As we sat down before the fire-place, Chesterton said he was vastly amused over a delegation from America that had called on him the day before.
“They were making a tour of Europe for the express purpose of unearthing everything they could about Browning. They called on me because I have once written a book on the poet. It was a grave mistake on their part to think that because a man has written a book on a particular subject in the dim and distant past, he therefore knows everything about that subject. At the time of writing the book, I probably was a little more up on Robert Browning than the average person, but all my superior knowledge has slipped from me long ago.”
The question of modern youth came up for discussion.

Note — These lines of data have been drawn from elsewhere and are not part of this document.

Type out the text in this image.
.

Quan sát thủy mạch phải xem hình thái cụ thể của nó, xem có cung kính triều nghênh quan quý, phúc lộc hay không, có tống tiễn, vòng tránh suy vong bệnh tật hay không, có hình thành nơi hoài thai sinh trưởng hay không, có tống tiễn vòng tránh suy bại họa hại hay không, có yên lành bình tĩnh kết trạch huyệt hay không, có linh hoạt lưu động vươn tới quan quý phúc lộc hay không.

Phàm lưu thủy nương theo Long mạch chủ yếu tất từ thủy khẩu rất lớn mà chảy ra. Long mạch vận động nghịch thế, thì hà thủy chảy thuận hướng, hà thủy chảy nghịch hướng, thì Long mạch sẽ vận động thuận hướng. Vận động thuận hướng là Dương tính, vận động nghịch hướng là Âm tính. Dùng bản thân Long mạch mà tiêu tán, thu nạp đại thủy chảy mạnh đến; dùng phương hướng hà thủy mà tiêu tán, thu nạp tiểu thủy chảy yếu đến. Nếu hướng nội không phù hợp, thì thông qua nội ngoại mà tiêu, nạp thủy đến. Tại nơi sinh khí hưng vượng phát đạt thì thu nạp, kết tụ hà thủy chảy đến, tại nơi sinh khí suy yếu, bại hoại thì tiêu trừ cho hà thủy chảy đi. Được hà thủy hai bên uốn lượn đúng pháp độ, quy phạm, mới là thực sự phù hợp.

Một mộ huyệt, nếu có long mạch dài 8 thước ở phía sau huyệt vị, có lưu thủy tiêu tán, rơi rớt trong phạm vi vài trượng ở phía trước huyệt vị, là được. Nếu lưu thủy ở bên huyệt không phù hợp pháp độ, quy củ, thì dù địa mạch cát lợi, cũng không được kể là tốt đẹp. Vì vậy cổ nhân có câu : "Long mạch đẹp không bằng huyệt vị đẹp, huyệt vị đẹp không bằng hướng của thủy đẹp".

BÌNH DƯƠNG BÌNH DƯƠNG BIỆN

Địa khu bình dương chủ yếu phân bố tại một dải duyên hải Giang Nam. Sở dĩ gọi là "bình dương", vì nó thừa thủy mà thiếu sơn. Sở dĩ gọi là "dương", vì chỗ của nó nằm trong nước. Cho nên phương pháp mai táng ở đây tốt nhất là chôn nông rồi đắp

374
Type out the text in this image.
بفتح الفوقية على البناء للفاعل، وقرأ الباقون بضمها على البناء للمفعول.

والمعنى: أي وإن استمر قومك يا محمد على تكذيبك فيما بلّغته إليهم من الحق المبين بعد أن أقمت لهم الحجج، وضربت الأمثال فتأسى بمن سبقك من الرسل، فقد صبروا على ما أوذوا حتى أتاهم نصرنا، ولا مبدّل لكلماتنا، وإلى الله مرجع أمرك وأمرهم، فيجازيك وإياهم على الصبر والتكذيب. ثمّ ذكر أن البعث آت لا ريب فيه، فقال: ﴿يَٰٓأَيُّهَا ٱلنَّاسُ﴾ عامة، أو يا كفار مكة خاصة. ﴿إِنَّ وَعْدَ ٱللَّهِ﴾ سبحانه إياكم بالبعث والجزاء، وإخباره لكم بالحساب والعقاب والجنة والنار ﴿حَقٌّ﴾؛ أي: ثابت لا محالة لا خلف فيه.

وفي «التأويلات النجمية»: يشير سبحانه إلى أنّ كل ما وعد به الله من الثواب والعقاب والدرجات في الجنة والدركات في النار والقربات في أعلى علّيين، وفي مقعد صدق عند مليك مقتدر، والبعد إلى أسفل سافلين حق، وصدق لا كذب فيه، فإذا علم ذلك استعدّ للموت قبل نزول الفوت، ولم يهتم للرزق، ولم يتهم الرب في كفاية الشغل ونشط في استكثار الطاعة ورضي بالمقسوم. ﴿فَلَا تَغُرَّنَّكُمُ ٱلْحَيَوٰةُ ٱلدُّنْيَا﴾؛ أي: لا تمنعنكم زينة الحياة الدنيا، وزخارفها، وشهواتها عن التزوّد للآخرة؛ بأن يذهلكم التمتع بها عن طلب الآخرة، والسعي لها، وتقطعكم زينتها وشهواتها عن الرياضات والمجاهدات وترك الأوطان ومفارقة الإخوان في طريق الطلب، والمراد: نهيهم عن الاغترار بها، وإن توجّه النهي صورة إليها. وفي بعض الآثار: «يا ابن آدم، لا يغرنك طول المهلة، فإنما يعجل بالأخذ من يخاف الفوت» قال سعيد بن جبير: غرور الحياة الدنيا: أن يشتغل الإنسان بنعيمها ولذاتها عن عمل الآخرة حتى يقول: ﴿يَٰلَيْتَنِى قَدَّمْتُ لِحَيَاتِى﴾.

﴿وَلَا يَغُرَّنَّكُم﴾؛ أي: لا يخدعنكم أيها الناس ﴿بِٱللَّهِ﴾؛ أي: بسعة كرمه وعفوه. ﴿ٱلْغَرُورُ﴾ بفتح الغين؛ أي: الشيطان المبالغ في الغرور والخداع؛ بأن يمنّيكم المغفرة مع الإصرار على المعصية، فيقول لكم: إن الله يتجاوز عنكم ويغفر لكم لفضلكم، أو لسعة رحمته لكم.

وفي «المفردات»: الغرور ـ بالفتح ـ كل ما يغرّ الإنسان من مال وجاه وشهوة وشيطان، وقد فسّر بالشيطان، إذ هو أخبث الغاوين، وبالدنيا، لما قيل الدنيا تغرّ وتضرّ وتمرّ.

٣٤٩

“Young people today have the idea that old timers are landmarks. I hope I do not fill as much space as Saint Paul’s, but at least I am a Victorian ruin dating from the year 1874. The last time I was in New York I noticed that the landscape was always changing. When a baby is born he just has time to look at the skyscrapers a week or so before they are pulled down. Pulling down New York seems to be the local industry. A baby goes out in his perambulator and his home is pulled down before he gets back.”
“What do you think of the young people today, Mr. Chesterton?”
“Well,” he replied, “their chief trouble is they don’t want to admit that old people really do know the modern movement because we are able to compare it with movements of the past. But the young people know nothing else but the present. The result is that they do not give modern conditions much thought. For instance, if we had moving sidewalks today, the young people would take it for granted, the old ones alone could compare them with the stationary sidewalks.”
“Do you think that much change has taken place in the last fifty years,” I asked.
“We cannot grasp the tremendous change that has taken place since 1874, my birth year. Your country used not to pay much attention to culture. When Matthew Arnold began his lecture series in America, he was worried about what the American papers would say of him for his criticism of certain phases of American culture which he had handled rather severely, but was relieved to find that the papers had large headlines reading,
“‘Matthew Arnold has side whiskers.’ But today you have a very high regard for culture in your country.”
“What literary people did you meet in America, Mr. Chesterton?”